The third data point is from Delhi, where, on June 9, out of 9,179 beds reserved for COVID-19 patients, 4,250 were vacant. This figure underscores the failure of the public health infrastructure to inspire confidence in all, particularly the middle class, whose voice dominates whether in crises or normal times. Accustomed to visiting costly private hospitals, they think government health institutions are overcrowded, unhygienic, and lack in facilities and skills. Their imagining of the public medical space, even without experiencing it, is correct.


Yet the middle class is complicit in the state-s low expenditure on public health. They have not used their control over the state to prioritise public health, largely because, until the advent of the Coronavirus, they knew they would not visit government hospitals for medical care. It is surely not a coincidence that Prime Minister Narendra Modi-s idea of public health is to float the Ayushman Bharat Scheme, which provides a medical insurance cover to citizens. This will undoubtedly enable lakhs of citizens to access private medical facilities, but their gains will turn the state even more negligent of public health.

Now, return to the first data point to identify the social groups whom the shift to the insurance-based healthcare will adversely affect. Madhya Pradesh-s army of distressed labourers overwhelmingly comprised Dalits and Other Backward Classes. Those who cannot survive for a week on their savings can depend only on the public health infrastructure for medical care. Yet their poor representation in the middle class — though growing because of the reservation policy — means they cannot influence the state to frame health policies to their advantage.

It is also possible that when members of subaltern castes enter the middle class, they feel compelled to adopt its cultural norm, for acceptability and furthering their careers. Perhaps this explains why so many policies of Modi, an OBC leader and self-avowedly chaiwalla, hit the vulnerable sections the most, from demonetisation to GST to lockdown. His insurance-based healthcare model is yet another pointer to the sway of the upper caste-dominated middle class over state policies.

The grip of this class over the state is historical. India-s independence did not lead to a restructuring of power relations among social groups. It is an exaggeration to claim that only the "complexion of rulers" changed at the switch from British rule to Indian rule, as economist KT Shah sarcastically remarked in the Constituent Assembly, which was, unthinkingly, vesting tremendous powers in the executive.

Yet Shah was, in some ways, correct, as Gyan Prakash-s Emergency Chronicles demonstrates. Not only was the Constitution largely based on the Government of India Act, 1935, most of the fundamental rights granted to citizens were also simultaneously circumscribed. Ambedkar-s justification was that "because fundamental rights are the gift of the state it does not follow that the state cannot qualify them."

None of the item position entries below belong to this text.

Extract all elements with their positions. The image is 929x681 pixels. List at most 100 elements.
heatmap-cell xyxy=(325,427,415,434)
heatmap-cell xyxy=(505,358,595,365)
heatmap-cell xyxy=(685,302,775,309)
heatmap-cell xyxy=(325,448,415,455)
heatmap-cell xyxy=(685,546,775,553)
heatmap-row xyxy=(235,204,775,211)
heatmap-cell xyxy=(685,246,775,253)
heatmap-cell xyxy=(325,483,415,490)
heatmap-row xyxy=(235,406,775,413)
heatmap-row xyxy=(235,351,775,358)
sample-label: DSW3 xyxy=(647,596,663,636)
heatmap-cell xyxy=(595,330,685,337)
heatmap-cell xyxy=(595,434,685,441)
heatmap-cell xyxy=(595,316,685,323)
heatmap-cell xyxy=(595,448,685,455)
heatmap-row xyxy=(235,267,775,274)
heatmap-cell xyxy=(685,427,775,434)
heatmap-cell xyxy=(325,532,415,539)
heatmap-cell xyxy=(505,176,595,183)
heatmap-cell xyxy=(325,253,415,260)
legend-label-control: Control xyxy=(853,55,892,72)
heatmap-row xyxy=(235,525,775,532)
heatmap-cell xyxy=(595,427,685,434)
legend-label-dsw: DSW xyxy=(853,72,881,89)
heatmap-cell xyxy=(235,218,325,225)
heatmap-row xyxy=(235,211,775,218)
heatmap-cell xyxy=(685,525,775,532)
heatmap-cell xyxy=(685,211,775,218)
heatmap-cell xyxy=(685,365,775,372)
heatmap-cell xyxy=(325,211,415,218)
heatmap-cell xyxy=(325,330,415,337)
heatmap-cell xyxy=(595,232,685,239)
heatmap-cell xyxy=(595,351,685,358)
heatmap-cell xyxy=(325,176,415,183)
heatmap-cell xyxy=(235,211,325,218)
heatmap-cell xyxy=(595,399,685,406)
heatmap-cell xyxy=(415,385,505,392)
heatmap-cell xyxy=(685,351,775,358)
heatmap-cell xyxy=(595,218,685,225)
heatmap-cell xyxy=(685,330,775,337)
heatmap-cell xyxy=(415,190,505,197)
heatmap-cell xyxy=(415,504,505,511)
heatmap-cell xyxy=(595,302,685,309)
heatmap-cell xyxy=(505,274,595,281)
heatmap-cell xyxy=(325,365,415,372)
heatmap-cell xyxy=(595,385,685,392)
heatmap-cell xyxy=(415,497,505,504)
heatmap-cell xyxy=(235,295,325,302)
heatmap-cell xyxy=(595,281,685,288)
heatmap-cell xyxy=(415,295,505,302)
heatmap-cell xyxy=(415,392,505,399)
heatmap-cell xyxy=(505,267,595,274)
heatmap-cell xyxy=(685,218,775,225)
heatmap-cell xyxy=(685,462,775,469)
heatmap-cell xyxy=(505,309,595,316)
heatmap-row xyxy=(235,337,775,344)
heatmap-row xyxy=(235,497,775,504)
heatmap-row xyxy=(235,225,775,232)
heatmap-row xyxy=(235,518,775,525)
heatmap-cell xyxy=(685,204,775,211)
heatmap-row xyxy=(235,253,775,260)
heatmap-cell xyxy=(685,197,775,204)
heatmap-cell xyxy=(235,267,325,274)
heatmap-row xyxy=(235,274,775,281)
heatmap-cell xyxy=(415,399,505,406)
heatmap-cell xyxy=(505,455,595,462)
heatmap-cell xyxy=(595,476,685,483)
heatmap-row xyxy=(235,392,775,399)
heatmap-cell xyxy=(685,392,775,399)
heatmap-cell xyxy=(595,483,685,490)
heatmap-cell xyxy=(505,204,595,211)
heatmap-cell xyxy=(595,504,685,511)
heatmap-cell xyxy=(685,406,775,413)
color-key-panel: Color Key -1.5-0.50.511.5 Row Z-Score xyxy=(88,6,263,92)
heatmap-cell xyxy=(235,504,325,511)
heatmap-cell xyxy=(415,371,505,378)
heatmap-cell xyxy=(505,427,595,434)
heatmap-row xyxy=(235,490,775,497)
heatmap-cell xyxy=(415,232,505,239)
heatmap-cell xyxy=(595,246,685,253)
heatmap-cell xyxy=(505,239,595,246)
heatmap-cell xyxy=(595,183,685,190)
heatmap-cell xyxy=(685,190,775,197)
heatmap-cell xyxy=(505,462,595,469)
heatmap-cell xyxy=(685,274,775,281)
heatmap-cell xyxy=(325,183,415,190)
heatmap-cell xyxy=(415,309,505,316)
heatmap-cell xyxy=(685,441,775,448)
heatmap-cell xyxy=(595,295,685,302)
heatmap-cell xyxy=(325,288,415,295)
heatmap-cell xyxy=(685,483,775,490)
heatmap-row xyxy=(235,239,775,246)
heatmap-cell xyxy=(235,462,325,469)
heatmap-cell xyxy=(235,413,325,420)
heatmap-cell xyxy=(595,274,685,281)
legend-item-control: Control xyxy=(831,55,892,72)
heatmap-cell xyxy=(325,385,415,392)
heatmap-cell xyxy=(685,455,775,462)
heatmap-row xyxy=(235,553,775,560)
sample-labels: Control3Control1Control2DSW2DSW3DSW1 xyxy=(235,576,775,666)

Nehru, Patel and Ambedkar backed the construction of a strong Indian state, which they thought was required to tide over the Partition trauma, the war over Kashmir, and to reconcile contradictory interests to work for the common good. Yet Somnath Lahiri-s famous remark in the Constituent Assembly that "many of these fundamental rights had been framed from the point of view of a police constable" rings so true now. This is because the powers constitutionally vested in the state have become a weapon to silence those seeking to change the state-s behaviour.

These powers are often aimed at protecting and promoting the interest of the middle class-upper caste, which largely keeps away from transformational politics. This has increasingly turned just about every protest into a sectional one. Agrarian movements fail to muster the support of other occupational groups; the fight of Muslims on citizenship issues degenerated into theirs alone, as was also the case with the 2018 protests of Dalits. Will the Coronavirus panic have taught the middle class to pressure the state to rebuild the health infrastructure? Fond hope, but whoever lost anything by hoping!